На следующий день нас развели по полкам, и началась нормальная армейская жизнь. Первый год, наверно, мало чем отличался от службы любого парня, впервые попавшего в армию: курс молодого солдата, присяга, строевая подготовка, уставы, муштра, материальная часть (знакомство с оружием), стрельбы. Не было только дедовщины. Даже такого слова тогда еще не существовало. Что же касается наших двух соседних рот, то мы вообще оказались на особом положении.

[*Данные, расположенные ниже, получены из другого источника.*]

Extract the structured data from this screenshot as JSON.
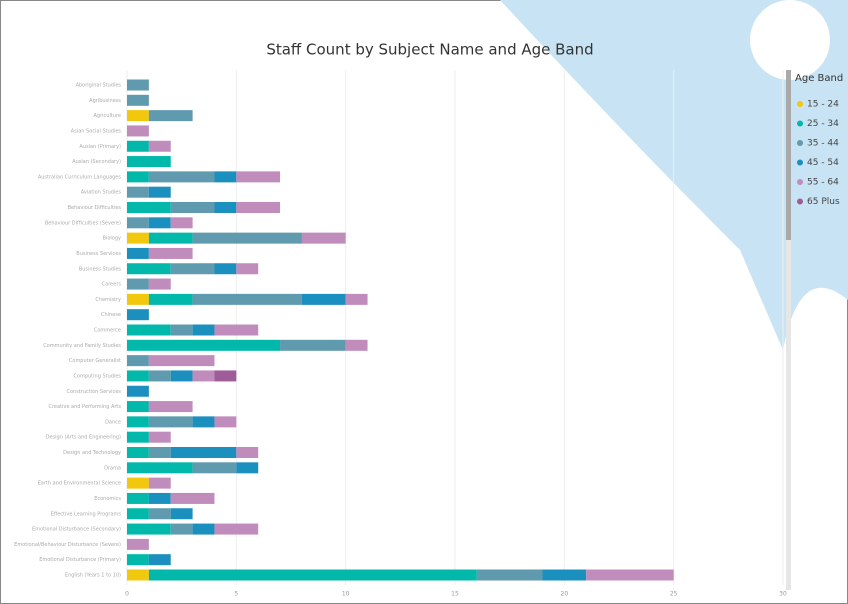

Г. К. Жуков, тогдашний министр обороны, создал школы офицеров запаса из ребят со средним образованием. Эти школы, правда, просуществовали недолго. Они подготовили один или два выпуска. Нас в шутку называли «академиками», и даже командир полка, как нам казалось, нас слегка побаивался. Уж очень сплоченными мы оказывались, если нужно было на чем-то настоять. Однажды это выразилось в забастовке. Кончились многодневные, трудные учения. Сыграли отбой. И не дав нам отдохнуть и не накормив нас обедом, роты построили и повели в казармы. До казарм нужно было идти несколько часов. Некоторые не выдерживали, падали без сил, и их доставляли в полки на подводах. По уставу время между кормежками солдат не должно превышать 6 часов. И, если бы после отбоя нас накормили, мы бы успели отдохнуть, были бы сыты и у людей, возможно, хватило бы сил, чтобы добраться домой. Недовольные, мы, вернувшись в казармы, вместо того чтобы чистить оружие (что после учений положено делать сразу же), поставили его в пирамиды и легли спать. На команды старшины: «Встать! Строиться!» или угрозы: «Всех отправлю на Губу!» — казарма отвечала гробовым молчанием. Не найдя командира роты, старшина привел командира батальона. Тот стал грозить трибуналом. Но эффект был тот же. И только когда разыскали нашего ротного, которого все ребята уважали и который просто обратился к нам с просьбой, чтобы мы прекратили забастовку, поскольку она скажется на его дальнейшей службе, мы вылезли из-под одеял и принялись за чистку оружия. Поговаривали, что это происшествие напугало даже командира полка. И немудрено. 120 вооруженных солдат, вышедших из повиновения, могли совершить массу непредсказуемого. Это было очень серьезное ЧП. И если бы, не дай бог, слух о нем дошел до дивизионного или тем более армейского начальства, командир полка не только слетел бы со своей должности, но и мог надолго попасть в «места не столь отдаленные». Поэтому в тот же вечер перед нами извинились, объяснив, что произошли какие-то неполадки с полевыми кухнями. А сам эпизод был забыт.
Эти учения запомнились мне еще одним наблюдением. После окончания учений, когда, уже направляясь в казармы, ребята стали падать от усталости, из ближайшего полка был вызван музыкальный взвод, поставлен перед общим строем, и мы пошли под звуки маршей. Я впервые ощутил, что музыка способна восстанавливать силы, взбадривать организм, а не только изменять его настроение. Сразу стало легче идти, снизилось количество остановок, необходимых, чтобы строй догнали отстающие, исчезли слухи о подобранных подводами обессиленных солдатах. И до самой последней части из каждого полка, мимо которого мы проходили, выходил оркестр и менял тех, кто сопровождал нас предыдущую часть пути. Я думаю, именно благодаря музыке мы дошли до казарм без потерь.
Уже в казарме кто-то из ребят признался мне, что наибольшие опасения в возможности благополучно завершить учения вызывал именно я. Действительно, я вернулся из санбата, где пробыл месяца полтора, всего за несколько дней до начала учений. И ребята не верили, что за такой короткий срок мне удалось достичь нужной формы. Но меня спасало единство, сплоченность, возникшие с самого начала нашей службы, и песни, которые мы пели на каждом привале.